Homosexualité : l’Ordre des médecins tunisiens opposé à l’usage du test anal, un « exemple » à suivre selon Human Rights Watch
« Les ordres de médecins d’autres pays devraient s’inspirer de cet exemple » affirme l’ONG Human Rights Watch dans un communiqué paru ce mercredi. Elle évoque le recours au sujet du recours en Tunisie à des examens anaux pour déterminer l’homosexualité d’une personne.
« Acte de torture », « humiliation », « atteinte à la dignité […] cruel et dégradant », « examen de la honte ». Depuis plusieurs années, des associations et militants nationaux et internationaux dénoncent la pratique du test anal en Tunisie, appelant à l’abrogation de l’article 230 du code pénal. Promulgué sous la colonisation française en 1913, celui-ci punit la sodomie d’une peine pouvant aller jusqu’à trois ans de prison.
Suite à de nouvelles arrestations en mars pour « délit d’homosexualité », le Conseil national de l’Ordre des médecins de Tunisie a publié le lundi 3 avril un communiqué appelant les médecins à cesser de procéder à de tels examens en l’absence de consentement.
« Tout médecin requis pour examiner une personne dans le cadre d’une expertise, et notamment si elle est privée de liberté, doit respecter sa dignité, et ce conformément à l’article 23 de la Constitution et aux articles 7 et 74 du code de déontologie médicale », précise ce communiqué. « L’Ordre des médecins […] condamne ainsi fermement tout examen médical non justifié et/ou touchant à la dignité et à l’intégrité physique ou mentale de la personne examinée ». Ajoutant que les médecins doivent désormais informer les patients de leur droit de refuser l’examen.
Encourageant mais insuffisant
Une déclaration qui « marque un jalon vers la fin de ces tests dégradants, discriminatoires et non scientifiques censés établir la preuve de comportements homosexuels » pour Human Rights Watch. « Il est encourageant de voir les médecins tunisiens ouvrir la voie. Les ordres des médecins du monde entier, ainsi que les organismes d’application des lois et autres organismes gouvernementaux devraient suivre cet exemple », souligne Neela Ghoshal, chercheuse auprès de la division LGBT de l’ONG.
Encourageant, mais pas encore suffisant, puisqu’en cas d’arrestation pour homosexualité, le consentement ne pourra le plus souvent être « libre et éclairé ». En raison de « leur absence de scientificité, le recours à des examens anaux pour déterminer un comportement homosexuel consensuel devrait cesser complètement, indépendamment de la question du consentement », ajoute Human Rights Watch. D’autant que beaucoup finissent par accepter de se faire examiner « sous la pression de la police, de crainte qu’un refus ne soit retenu contre eux, ou persuadés qu’ils sera disculpés ».
« Torture et atteinte à la déontologie médicale »
L’association Shams, une association de défense de la communauté LGBTQ tunisienne, appelle pour sa part le Conseil de l’Ordre des médecins à poursuivre disciplinairement tout médecin procédant à ce type d’examen pour « torture et atteinte à la déontologie médicale ».
Lors de ces examens « invasifs et humiliants, qui s’appuient sur des théories discréditées du 19e siècle », des médecins ou des personnels de santé « introduisent de force leurs doigts et parfois des objets dans l’anus de l’accusé », souvent devant des policiers au comportement violent, explique Human Rights Watch.

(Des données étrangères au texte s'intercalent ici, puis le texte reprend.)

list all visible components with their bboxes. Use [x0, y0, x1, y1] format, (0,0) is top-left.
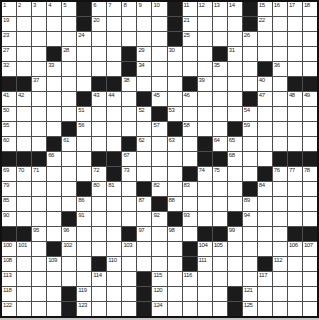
- grid-cell[interactable]: [32, 242, 46, 256]
- grid-cell[interactable]: 121: [243, 287, 257, 301]
- grid-cell[interactable]: [258, 47, 272, 61]
- grid-cell[interactable]: [288, 47, 302, 61]
- grid-cell[interactable]: 111: [198, 257, 212, 271]
- grid-cell[interactable]: [303, 122, 317, 136]
- grid-cell[interactable]: 96: [62, 227, 76, 241]
- grid-cell[interactable]: [273, 302, 287, 316]
- grid-cell[interactable]: [137, 152, 151, 166]
- grid-cell[interactable]: [122, 32, 136, 46]
- grid-cell[interactable]: [273, 107, 287, 121]
- grid-cell[interactable]: 31: [228, 47, 242, 61]
- grid-cell[interactable]: 42: [17, 92, 31, 106]
- grid-cell[interactable]: [47, 92, 61, 106]
- grid-cell[interactable]: [17, 197, 31, 211]
- grid-cell[interactable]: [77, 167, 91, 181]
- grid-cell[interactable]: [17, 62, 31, 76]
- grid-cell[interactable]: [243, 152, 257, 166]
- grid-cell[interactable]: [303, 107, 317, 121]
- grid-cell[interactable]: 82: [152, 182, 166, 196]
- grid-cell[interactable]: [47, 212, 61, 226]
- grid-cell[interactable]: [77, 242, 91, 256]
- grid-cell[interactable]: [77, 47, 91, 61]
- grid-cell[interactable]: 5: [62, 2, 76, 16]
- grid-cell[interactable]: 99: [228, 227, 242, 241]
- grid-cell[interactable]: [92, 62, 106, 76]
- grid-cell[interactable]: [198, 182, 212, 196]
- grid-cell[interactable]: [273, 32, 287, 46]
- grid-cell[interactable]: [168, 167, 182, 181]
- grid-cell[interactable]: 36: [273, 62, 287, 76]
- grid-cell[interactable]: [198, 212, 212, 226]
- grid-cell[interactable]: [92, 287, 106, 301]
- grid-cell[interactable]: 116: [183, 272, 197, 286]
- grid-cell[interactable]: [213, 107, 227, 121]
- grid-cell[interactable]: [107, 32, 121, 46]
- grid-cell[interactable]: [32, 212, 46, 226]
- grid-cell[interactable]: [47, 17, 61, 31]
- grid-cell[interactable]: [107, 212, 121, 226]
- grid-cell[interactable]: 19: [2, 17, 16, 31]
- grid-cell[interactable]: 7: [107, 2, 121, 16]
- grid-cell[interactable]: [198, 107, 212, 121]
- grid-cell[interactable]: 118: [2, 287, 16, 301]
- grid-cell[interactable]: [288, 197, 302, 211]
- grid-cell[interactable]: [47, 287, 61, 301]
- grid-cell[interactable]: 125: [243, 302, 257, 316]
- grid-cell[interactable]: [62, 272, 76, 286]
- grid-cell[interactable]: [258, 137, 272, 151]
- grid-cell[interactable]: [92, 122, 106, 136]
- grid-cell[interactable]: 122: [2, 302, 16, 316]
- grid-cell[interactable]: [122, 107, 136, 121]
- grid-cell[interactable]: 17: [288, 2, 302, 16]
- grid-cell[interactable]: [258, 302, 272, 316]
- grid-cell[interactable]: [243, 62, 257, 76]
- grid-cell[interactable]: 50: [2, 107, 16, 121]
- grid-cell[interactable]: [32, 182, 46, 196]
- grid-cell[interactable]: [32, 137, 46, 151]
- grid-cell[interactable]: 6: [92, 2, 106, 16]
- grid-cell[interactable]: 1: [2, 2, 16, 16]
- grid-cell[interactable]: 92: [152, 212, 166, 226]
- grid-cell[interactable]: 40: [258, 77, 272, 91]
- grid-cell[interactable]: [92, 137, 106, 151]
- grid-cell[interactable]: [258, 287, 272, 301]
- grid-cell[interactable]: [228, 107, 242, 121]
- grid-cell[interactable]: [107, 107, 121, 121]
- grid-cell[interactable]: 120: [152, 287, 166, 301]
- grid-cell[interactable]: [62, 152, 76, 166]
- grid-cell[interactable]: [47, 107, 61, 121]
- grid-cell[interactable]: 84: [258, 182, 272, 196]
- grid-cell[interactable]: 124: [152, 302, 166, 316]
- grid-cell[interactable]: 25: [183, 32, 197, 46]
- grid-cell[interactable]: 32: [2, 62, 16, 76]
- grid-cell[interactable]: [303, 17, 317, 31]
- grid-cell[interactable]: [92, 47, 106, 61]
- grid-cell[interactable]: 15: [258, 2, 272, 16]
- grid-cell[interactable]: [228, 242, 242, 256]
- grid-cell[interactable]: [137, 32, 151, 46]
- grid-cell[interactable]: 81: [107, 182, 121, 196]
- grid-cell[interactable]: 78: [303, 167, 317, 181]
- grid-cell[interactable]: 108: [2, 257, 16, 271]
- grid-cell[interactable]: [273, 242, 287, 256]
- grid-cell[interactable]: [17, 302, 31, 316]
- grid-cell[interactable]: [122, 92, 136, 106]
- grid-cell[interactable]: 16: [273, 2, 287, 16]
- grid-cell[interactable]: [288, 302, 302, 316]
- grid-cell[interactable]: 114: [92, 272, 106, 286]
- grid-cell[interactable]: 13: [213, 2, 227, 16]
- grid-cell[interactable]: [228, 17, 242, 31]
- grid-cell[interactable]: [17, 122, 31, 136]
- grid-cell[interactable]: [168, 182, 182, 196]
- grid-cell[interactable]: [107, 302, 121, 316]
- grid-cell[interactable]: [273, 17, 287, 31]
- grid-cell[interactable]: 100: [2, 242, 16, 256]
- grid-cell[interactable]: [183, 107, 197, 121]
- grid-cell[interactable]: [137, 17, 151, 31]
- grid-cell[interactable]: [213, 122, 227, 136]
- grid-cell[interactable]: [183, 62, 197, 76]
- grid-cell[interactable]: [288, 137, 302, 151]
- grid-cell[interactable]: [107, 137, 121, 151]
- grid-cell[interactable]: [273, 137, 287, 151]
- grid-cell[interactable]: [92, 107, 106, 121]
- grid-cell[interactable]: 75: [213, 167, 227, 181]
- grid-cell[interactable]: [32, 257, 46, 271]
- grid-cell[interactable]: [32, 32, 46, 46]
- grid-cell[interactable]: 11: [183, 2, 197, 16]
- grid-cell[interactable]: [62, 62, 76, 76]
- grid-cell[interactable]: [152, 62, 166, 76]
- grid-cell[interactable]: [198, 17, 212, 31]
- grid-cell[interactable]: [273, 212, 287, 226]
- grid-cell[interactable]: [228, 92, 242, 106]
- grid-cell[interactable]: [198, 92, 212, 106]
- grid-cell[interactable]: [47, 167, 61, 181]
- grid-cell[interactable]: 62: [137, 137, 151, 151]
- grid-cell[interactable]: 48: [288, 92, 302, 106]
- grid-cell[interactable]: [122, 17, 136, 31]
- grid-cell[interactable]: 94: [243, 212, 257, 226]
- grid-cell[interactable]: [122, 302, 136, 316]
- grid-cell[interactable]: [183, 152, 197, 166]
- grid-cell[interactable]: 53: [168, 107, 182, 121]
- grid-cell[interactable]: [152, 257, 166, 271]
- grid-cell[interactable]: [243, 242, 257, 256]
- grid-cell[interactable]: [32, 107, 46, 121]
- grid-cell[interactable]: [243, 77, 257, 91]
- grid-cell[interactable]: [243, 137, 257, 151]
- grid-cell[interactable]: [62, 107, 76, 121]
- grid-cell[interactable]: [183, 302, 197, 316]
- grid-cell[interactable]: [77, 62, 91, 76]
- grid-cell[interactable]: [213, 257, 227, 271]
- grid-cell[interactable]: 37: [32, 77, 46, 91]
- grid-cell[interactable]: 4: [47, 2, 61, 16]
- grid-cell[interactable]: [152, 152, 166, 166]
- grid-cell[interactable]: [228, 62, 242, 76]
- grid-cell[interactable]: 56: [77, 122, 91, 136]
- grid-cell[interactable]: [288, 107, 302, 121]
- grid-cell[interactable]: [168, 287, 182, 301]
- grid-cell[interactable]: [258, 242, 272, 256]
- grid-cell[interactable]: [92, 197, 106, 211]
- grid-cell[interactable]: [183, 47, 197, 61]
- grid-cell[interactable]: 119: [77, 287, 91, 301]
- grid-cell[interactable]: 60: [2, 137, 16, 151]
- grid-cell[interactable]: [228, 257, 242, 271]
- grid-cell[interactable]: [303, 32, 317, 46]
- grid-cell[interactable]: [213, 32, 227, 46]
- grid-cell[interactable]: [258, 227, 272, 241]
- grid-cell[interactable]: 72: [92, 167, 106, 181]
- grid-cell[interactable]: [92, 212, 106, 226]
- grid-cell[interactable]: 2: [17, 2, 31, 16]
- grid-cell[interactable]: [198, 272, 212, 286]
- grid-cell[interactable]: [152, 227, 166, 241]
- grid-cell[interactable]: [213, 92, 227, 106]
- grid-cell[interactable]: 20: [92, 17, 106, 31]
- grid-cell[interactable]: [168, 257, 182, 271]
- grid-cell[interactable]: [303, 212, 317, 226]
- grid-cell[interactable]: 52: [137, 107, 151, 121]
- grid-cell[interactable]: [32, 287, 46, 301]
- grid-cell[interactable]: 98: [168, 227, 182, 241]
- grid-cell[interactable]: [107, 122, 121, 136]
- grid-cell[interactable]: [77, 152, 91, 166]
- grid-cell[interactable]: [47, 302, 61, 316]
- grid-cell[interactable]: [213, 212, 227, 226]
- grid-cell[interactable]: 33: [47, 62, 61, 76]
- grid-cell[interactable]: [183, 227, 197, 241]
- grid-cell[interactable]: 34: [137, 62, 151, 76]
- grid-cell[interactable]: [288, 212, 302, 226]
- grid-cell[interactable]: [258, 32, 272, 46]
- grid-cell[interactable]: [107, 62, 121, 76]
- grid-cell[interactable]: 104: [198, 242, 212, 256]
- grid-cell[interactable]: [17, 32, 31, 46]
- grid-cell[interactable]: [32, 47, 46, 61]
- grid-cell[interactable]: 105: [213, 242, 227, 256]
- grid-cell[interactable]: [183, 137, 197, 151]
- grid-cell[interactable]: [152, 167, 166, 181]
- grid-cell[interactable]: [77, 272, 91, 286]
- grid-cell[interactable]: 63: [168, 137, 182, 151]
- grid-cell[interactable]: [152, 32, 166, 46]
- grid-cell[interactable]: [17, 212, 31, 226]
- grid-cell[interactable]: 102: [62, 242, 76, 256]
- grid-cell[interactable]: 38: [122, 77, 136, 91]
- grid-cell[interactable]: [198, 287, 212, 301]
- grid-cell[interactable]: [107, 272, 121, 286]
- grid-cell[interactable]: 115: [152, 272, 166, 286]
- grid-cell[interactable]: 10: [152, 2, 166, 16]
- grid-cell[interactable]: [62, 257, 76, 271]
- grid-cell[interactable]: 64: [213, 137, 227, 151]
- grid-cell[interactable]: [303, 182, 317, 196]
- grid-cell[interactable]: [107, 47, 121, 61]
- grid-cell[interactable]: [17, 272, 31, 286]
- grid-cell[interactable]: 43: [92, 92, 106, 106]
- grid-cell[interactable]: [273, 287, 287, 301]
- grid-cell[interactable]: [228, 182, 242, 196]
- grid-cell[interactable]: [107, 227, 121, 241]
- grid-cell[interactable]: 93: [183, 212, 197, 226]
- grid-cell[interactable]: 27: [2, 47, 16, 61]
- grid-cell[interactable]: 71: [32, 167, 46, 181]
- grid-cell[interactable]: [198, 62, 212, 76]
- grid-cell[interactable]: [228, 167, 242, 181]
- grid-cell[interactable]: [168, 272, 182, 286]
- grid-cell[interactable]: [107, 17, 121, 31]
- grid-cell[interactable]: [92, 227, 106, 241]
- grid-cell[interactable]: [122, 287, 136, 301]
- grid-cell[interactable]: [213, 302, 227, 316]
- grid-cell[interactable]: [288, 272, 302, 286]
- grid-cell[interactable]: [288, 287, 302, 301]
- grid-cell[interactable]: [288, 62, 302, 76]
- grid-cell[interactable]: 90: [2, 212, 16, 226]
- grid-cell[interactable]: [47, 272, 61, 286]
- grid-cell[interactable]: 58: [183, 122, 197, 136]
- grid-cell[interactable]: 91: [77, 212, 91, 226]
- grid-cell[interactable]: 83: [183, 182, 197, 196]
- grid-cell[interactable]: 73: [122, 167, 136, 181]
- grid-cell[interactable]: 123: [77, 302, 91, 316]
- grid-cell[interactable]: 41: [2, 92, 16, 106]
- grid-cell[interactable]: [137, 257, 151, 271]
- grid-cell[interactable]: [258, 122, 272, 136]
- grid-cell[interactable]: 57: [152, 122, 166, 136]
- grid-cell[interactable]: [152, 17, 166, 31]
- grid-cell[interactable]: [273, 197, 287, 211]
- grid-cell[interactable]: [152, 77, 166, 91]
- grid-cell[interactable]: [17, 182, 31, 196]
- grid-cell[interactable]: [183, 197, 197, 211]
- grid-cell[interactable]: [273, 272, 287, 286]
- grid-cell[interactable]: [62, 167, 76, 181]
- grid-cell[interactable]: [303, 272, 317, 286]
- grid-cell[interactable]: 87: [137, 197, 151, 211]
- grid-cell[interactable]: 88: [168, 197, 182, 211]
- grid-cell[interactable]: [92, 302, 106, 316]
- grid-cell[interactable]: 113: [2, 272, 16, 286]
- grid-cell[interactable]: 23: [2, 32, 16, 46]
- grid-cell[interactable]: [137, 77, 151, 91]
- grid-cell[interactable]: [137, 212, 151, 226]
- grid-cell[interactable]: 97: [137, 227, 151, 241]
- grid-cell[interactable]: [258, 212, 272, 226]
- grid-cell[interactable]: 69: [2, 167, 16, 181]
- grid-cell[interactable]: 44: [107, 92, 121, 106]
- grid-cell[interactable]: [17, 287, 31, 301]
- grid-cell[interactable]: [152, 242, 166, 256]
- grid-cell[interactable]: [243, 257, 257, 271]
- grid-cell[interactable]: 54: [243, 107, 257, 121]
- grid-cell[interactable]: [152, 47, 166, 61]
- grid-cell[interactable]: [273, 122, 287, 136]
- grid-cell[interactable]: 74: [198, 167, 212, 181]
- grid-cell[interactable]: [122, 197, 136, 211]
- grid-cell[interactable]: 103: [122, 242, 136, 256]
- grid-cell[interactable]: 77: [288, 167, 302, 181]
- grid-cell[interactable]: 26: [243, 32, 257, 46]
- grid-cell[interactable]: 30: [168, 47, 182, 61]
- grid-cell[interactable]: [47, 227, 61, 241]
- grid-cell[interactable]: 79: [2, 182, 16, 196]
- grid-cell[interactable]: [77, 137, 91, 151]
- grid-cell[interactable]: [47, 122, 61, 136]
- grid-cell[interactable]: 51: [77, 107, 91, 121]
- grid-cell[interactable]: 8: [122, 2, 136, 16]
- grid-cell[interactable]: [17, 257, 31, 271]
- grid-cell[interactable]: [168, 77, 182, 91]
- grid-cell[interactable]: 95: [32, 227, 46, 241]
- grid-cell[interactable]: [17, 137, 31, 151]
- grid-cell[interactable]: 39: [198, 77, 212, 91]
- grid-cell[interactable]: [122, 212, 136, 226]
- grid-cell[interactable]: 18: [303, 2, 317, 16]
- grid-cell[interactable]: [198, 302, 212, 316]
- grid-cell[interactable]: [228, 77, 242, 91]
- grid-cell[interactable]: [32, 272, 46, 286]
- grid-cell[interactable]: [183, 287, 197, 301]
- grid-cell[interactable]: [17, 107, 31, 121]
- grid-cell[interactable]: [168, 242, 182, 256]
- grid-cell[interactable]: 106: [288, 242, 302, 256]
- grid-cell[interactable]: [288, 32, 302, 46]
- grid-cell[interactable]: [62, 77, 76, 91]
- grid-cell[interactable]: [32, 122, 46, 136]
- grid-cell[interactable]: [62, 32, 76, 46]
- grid-cell[interactable]: [213, 77, 227, 91]
- grid-cell[interactable]: [47, 197, 61, 211]
- grid-cell[interactable]: [47, 77, 61, 91]
- grid-cell[interactable]: [213, 272, 227, 286]
- grid-cell[interactable]: [273, 227, 287, 241]
- grid-cell[interactable]: [288, 182, 302, 196]
- grid-cell[interactable]: 3: [32, 2, 46, 16]
- grid-cell[interactable]: 59: [243, 122, 257, 136]
- grid-cell[interactable]: [303, 197, 317, 211]
- grid-cell[interactable]: [168, 92, 182, 106]
- grid-cell[interactable]: [92, 242, 106, 256]
- grid-cell[interactable]: [243, 47, 257, 61]
- grid-cell[interactable]: 45: [152, 92, 166, 106]
- grid-cell[interactable]: [198, 47, 212, 61]
- grid-cell[interactable]: [107, 242, 121, 256]
- grid-cell[interactable]: [303, 287, 317, 301]
- grid-cell[interactable]: [168, 302, 182, 316]
- grid-cell[interactable]: [243, 272, 257, 286]
- grid-cell[interactable]: 28: [62, 47, 76, 61]
- grid-cell[interactable]: [288, 17, 302, 31]
- grid-cell[interactable]: [303, 302, 317, 316]
- grid-cell[interactable]: [303, 47, 317, 61]
- grid-cell[interactable]: [198, 122, 212, 136]
- grid-cell[interactable]: [32, 17, 46, 31]
- grid-cell[interactable]: [92, 32, 106, 46]
- grid-cell[interactable]: [273, 47, 287, 61]
- grid-cell[interactable]: [137, 167, 151, 181]
- grid-cell[interactable]: 109: [47, 257, 61, 271]
- grid-cell[interactable]: [168, 152, 182, 166]
- grid-cell[interactable]: 35: [213, 62, 227, 76]
- grid-cell[interactable]: 101: [17, 242, 31, 256]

« Ce qui révulse le plus, c’est lorsque tu entends un médecin, avec tout son prestige de médecin, s’adresser à un inculpé de sodomie en lui disant ‘baisse ton pantalon, tu n’es pas un homme ; tu es un enculé, rien d’autre’ » s’insurge Bouhdid Belhedi, chargé de communication de Shams, dans le documentaire Au pays de la démocratie naissante partagé fin mars.
« Pour en finir une fois pour toutes avec les examens anaux forcés en Tunisie, la police devrait cesser d’ordonner ces examens et les tribunaux devraient refuser d’admettre les résultats comme éléments de preuve », poursuit Neela Ghoshal.
En mai 2016, le Comité des Nations Unies contre la torture a condamné le recours à des examens anaux en Tunisie, suivi en janvier 2017 par le Service européen pour l’action extérieure, qui a demandé à la Tunisie de mettre immédiatement fin à de telles pratiques.
Dans un rapport déposé en septembre auprès du Conseil des droits de l’Homme des Nations Unies, en vue d’un examiné en mai 2017, un collectif d’associations tunisiennes réclame également la fin des discriminations envers les LGBT.